It is easy to think of St. Peter Claver, S.J., the “slave of blacks forever,” as a proto-humanitarian. Born in Spain in 1581, he entered the Society of Jesus at the age of twenty. After training to evangelize the people of New Spain he landed in Cartagena, Colombia, where he would spend the next forty-plus years giving succor to slaves arriving on those hellish ships. In the Office of Readings, we read a letter from the saint in which he gives an example of his work:
There were two blacks, nearer death than life, already cold, whose pulse could scarcely be detected. With the help of a tile we pulled some live coals together and placed them in the middle near the dying men. Into this fire we tossed aromatics. Of these we had two wallets full, and we used them all up on this occasion. Then, using our own cloaks, for they had nothing of this sort, and to ask the owners for others would have been a waste of words, we provided for them a smoke treatment, by which they seemed to recover their warmth and the breath of life. The joy in their eyes as they looked at us was something to see.
This moving account shows St. Peter Claver to be a true humanitarian by anyone’s standards. But this is not the important part of the letter for St. Peter Claver. He goes on:
After this we began an elementary instruction about baptism, that is, the wonderful effects of the sacrament on body and soul. When by their answers to our questions they showed that they had sufficiently understood this, we went on to a more extensive instruction, namely, about the one God, who rewards and punishes each one according to his merit, and the rest. We asked them to make an act of contrition and to manifest their detestation of their sins. Finally, when they appeared sufficiently prepared, we declared to them the mysteries of the Trinity, the Incarnation and the Passion. Showing them Christ fastened to the cross, as he is depicted on the baptismal font on which streams of blood flow down from his wounds, we led them in reciting an act of contrition in their own language.
In this enlightened age of ours, many would surely dismiss this aspect of St. Peter’s efforts as proof that he was still part of the structure of European imperialism, with its intolerant legacy of proselytizing. After all, today the religious aspect of ministry often takes a back seat to the more universal, inclusive message of human rights.

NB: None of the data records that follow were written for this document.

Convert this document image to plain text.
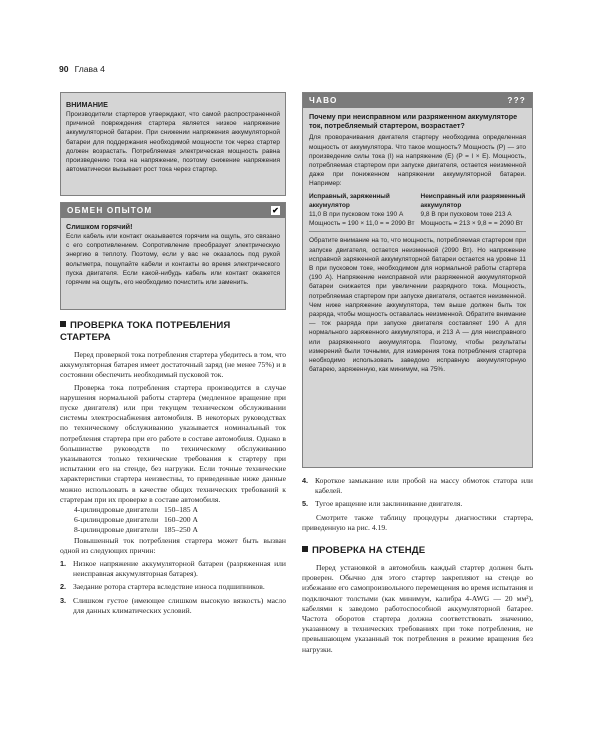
90 Глава 4
ВНИМАНИЕ

Производители стартеров утверждают, что самой распространенной причиной повреждения стартера является низкое напряжение аккумуляторной батареи. При снижении напряжения аккумуляторной батареи для поддержания необходимой мощности ток через стартер должен возрастать. Потребляемая электрическая мощность равна произведению тока на напряжение, поэтому снижение напряжения автоматически вызывает рост тока через стартер.

ОБМЕН ОПЫТОМ	✔
Слишком горячий!

Если кабель или контакт оказывается горячим на ощупь, это связано с его сопротивлением. Сопротивление преобразует электрическую энергию в теплоту. Поэтому, если у вас не оказалось под рукой вольтметра, пощупайте кабели и контакты во время электрического пуска двигателя. Если какой-нибудь кабель или контакт окажется горячим на ощупь, его необходимо почистить или заменить.

ПРОВЕРКА ТОКА ПОТРЕБЛЕНИЯ
СТАРТЕРА

Перед проверкой тока потребления стартера убедитесь в том, что аккумуляторная батарея имеет достаточный заряд (не менее 75%) и в состоянии обеспечить необходимый пусковой ток.

Проверка тока потребления стартера производится в случае нарушения нормальной работы стартера (медленное вращение при пуске двигателя) или при текущем техническом обслуживании системы электроснабжения автомобиля. В некоторых руководствах по техническому обслуживанию указывается номинальный ток потребления стартера при его работе в составе автомобиля. Однако в большинстве руководств по техническому обслуживанию указываются только технические требования к стартеру при испытании его на стенде, без нагрузки. Если точные технические характеристики стартера неизвестны, то приведенные ниже данные можно использовать в качестве общих технических требований к стартерам при их проверке в составе автомобиля.

4-цилиндровые двигатели 150–185 А
6-цилиндровые двигатели 160–200 А
8-цилиндровые двигатели 185–250 А

Повышенный ток потребления стартера может быть вызван одной из следующих причин:

1. Низкое напряжение аккумуляторной батареи (разряженная или неисправная аккумуляторная батарея).
2. Заедание ротора стартера вследствие износа подшипников.
3. Слишком густое (имеющее слишком высокую вязкость) масло для данных климатических условий.
ЧАВО	???
Почему при неисправном или разряженном аккумуляторе ток, потребляемый стартером, возрастает?

Для проворачивания двигателя стартеру необходима определенная мощность от аккумулятора. Что такое мощность? Мощность (P) — это произведение силы тока (I) на напряжение (E) (P = I × E). Мощность, потребляемая стартером при запуске двигателя, остается неизменной даже при пониженном напряжении аккумуляторной батареи. Например:

Исправный, заряженный аккумулятор
11,0 В при пусковом токе 190 А
Мощность = 190 × 11,0 = = 2090 Вт
Неисправный или разряженный аккумулятор
9,8 В при пусковом токе 213 А
Мощность = 213 × 9,8 = = 2090 Вт

Обратите внимание на то, что мощность, потребляемая стартером при запуске двигателя, остается неизменной (2090 Вт). Но напряжение исправной заряженной аккумуляторной батареи остается на уровне 11 В при пусковом токе, необходимом для нормальной работы стартера (190 А). Напряжение неисправной или разряженной аккумуляторной батареи снижается при увеличении разрядного тока. Мощность, потребляемая стартером при запуске двигателя, остается неизменной. Чем ниже напряжение аккумулятора, тем выше должен быть ток разряда, чтобы мощность оставалась неизменной. Обратите внимание — ток разряда при запуске двигателя составляет 190 А для нормального заряженного аккумулятора, и 213 А — для неисправного или разряженного аккумулятора. Поэтому, чтобы результаты измерений были точными, для измерения тока потребления стартера необходимо использовать заведомо исправную аккумуляторную батарею, заряженную, как минимум, на 75%.

4. Короткое замыкание или пробой на массу обмоток статора или кабелей.
5. Тугое вращение или заклинивание двигателя.

Смотрите также таблицу процедуры диагностики стартера, приведенную на рис. 4.19.

ПРОВЕРКА НА СТЕНДЕ

Перед установкой в автомобиль каждый стартер должен быть проверен. Обычно для этого стартер закрепляют на стенде во избежание его самопроизвольного перемещения во время испытания и подключают толстыми (как минимум, калибра 4-AWG — 20 мм²), кабелями к заведомо работоспособной аккумуляторной батарее. Частота оборотов стартера должна соответствовать значению, указанному в технических требованиях при токе потребления, не превышающем указанный ток потребления в режиме вращения без нагрузки.
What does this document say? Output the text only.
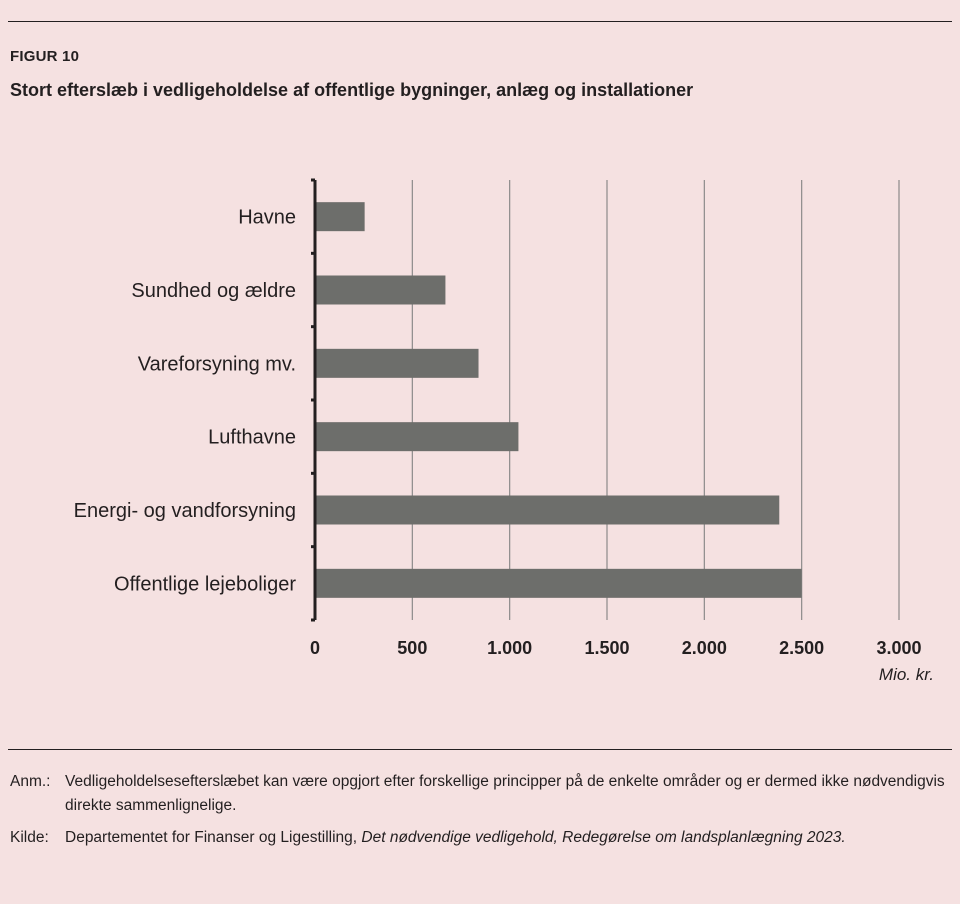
FIGUR 10
Stort efterslæb i vedligeholdelse af offentlige bygninger, anlæg og installationer
Havne
Sundhed og ældre
Vareforsyning mv.
Lufthavne
Energi- og vandforsyning
Offentlige lejeboliger
0	500	1.000	1.500	2.000	2.500	3.000
Mio. kr.
Anm.: Vedligeholdelsesefterslæbet kan være opgjort efter forskellige principper på de enkelte områder og er dermed ikke nødvendigvis direkte sammenlignelige.
Kilde:	Departementet for Finanser og Ligestilling, Det nødvendige vedligehold, Redegørelse om landsplanlægning 2023.
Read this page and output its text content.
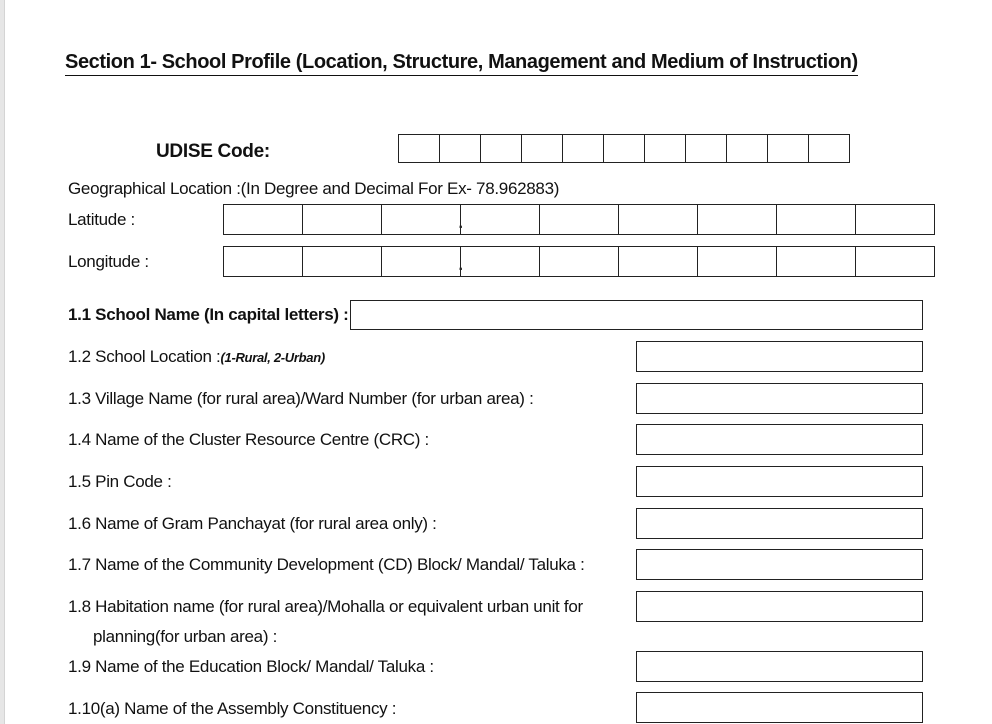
Section 1- School Profile (Location, Structure, Management and Medium of Instruction)
UDISE Code:
Geographical Location :(In Degree and Decimal For Ex- 78.962883)
Latitude :	.
Longitude :	.
1.1 School Name (In capital letters) :
1.2 School Location :(1-Rural, 2-Urban)
1.3 Village Name (for rural area)/Ward Number (for urban area) :
1.4 Name of the Cluster Resource Centre (CRC) :
1.5 Pin Code :
1.6 Name of Gram Panchayat (for rural area only) :
1.7 Name of the Community Development (CD) Block/ Mandal/ Taluka :
1.8 Habitation name (for rural area)/Mohalla or equivalent urban unit for
planning(for urban area) :
1.9 Name of the Education Block/ Mandal/ Taluka :
1.10(a) Name of the Assembly Constituency :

The contemporary consensus seems to say, “If only Peter Claver had the benefit of a modern, liberal education, he would see the greater importance of broad-based humanitarianism compared with religious evangelization.”
But I don’t think he would, because the humanitarian element of his work—what we traditionally call the corporal works of mercy—go hand in hand with the spiritual works of mercy. When St. Peter Claver looked at the black men, women, and children, being rolled out of densely packed slave ships, he didn’t see mere humans: he saw men made in the image of God. St. Peter Claver wasn’t merely interested in making them more human, he was concerned with making them more divine.
St. Thomas Aquinas clarifies how to see the image of God in relation to man. Following Aristotle, he describes man as a rational animal. Being rational for St. Thomas meant being spiritual, having powers of intellect and will that transcend the purely physical. It meant being made in the image and likeness of God. That image and likeness does not only relate to God sharing in some way His divine nature, but even (to a certain extent) God as Triune. Consider St. Thomas in his Summa Theologiae:
Wherefore it is manifest that the distinction of the Divine Persons is suitable to the Divine Nature; and therefore to be to the image of God by imitation of the Divine Nature does not exclude being to the same image by the representation of the Divine Persons: but rather one follows from the other. We must, therefore, say that in man there exists the image of God, both as regards the Divine Nature and as regards the Trinity of Persons; for also in God Himself there is one Nature in Three Persons. (I, 93, 5)
When St. Thomas speaks of man, he speaks of a creature who is created in the image of the Triune God, and who is seeking to intensify and perfect this image in conformity with the only perfect and true Image, Jesus Christ. This intensification and perfection is found through the sacramental life, the means by which we are drawn into union with the very life of the Triune God.
St. Peter Claver saw the same reality. He saw not only physical suffering in these men and women, but a spiritual brokenness that comes from being separated from union with God.
In his essay, “The Weight of Glory,” C. S. Lewis expressed this insight well:
There are no ordinary people. You have never talked to a mere mortal. Nations, cultures, arts, civilizations—these are mortal, and their life is to ours as the life of a gnat. But it is immortals whom we joke with, work with, marry, snub, and exploit—immortal horrors or everlasting splendors.
St. Peter Claver was indeed a true humanitarian. He saw that our humanity is fulfilled and perfected by friendship with God. That way, he who made us in his image conforms us ever more closely to his divinity.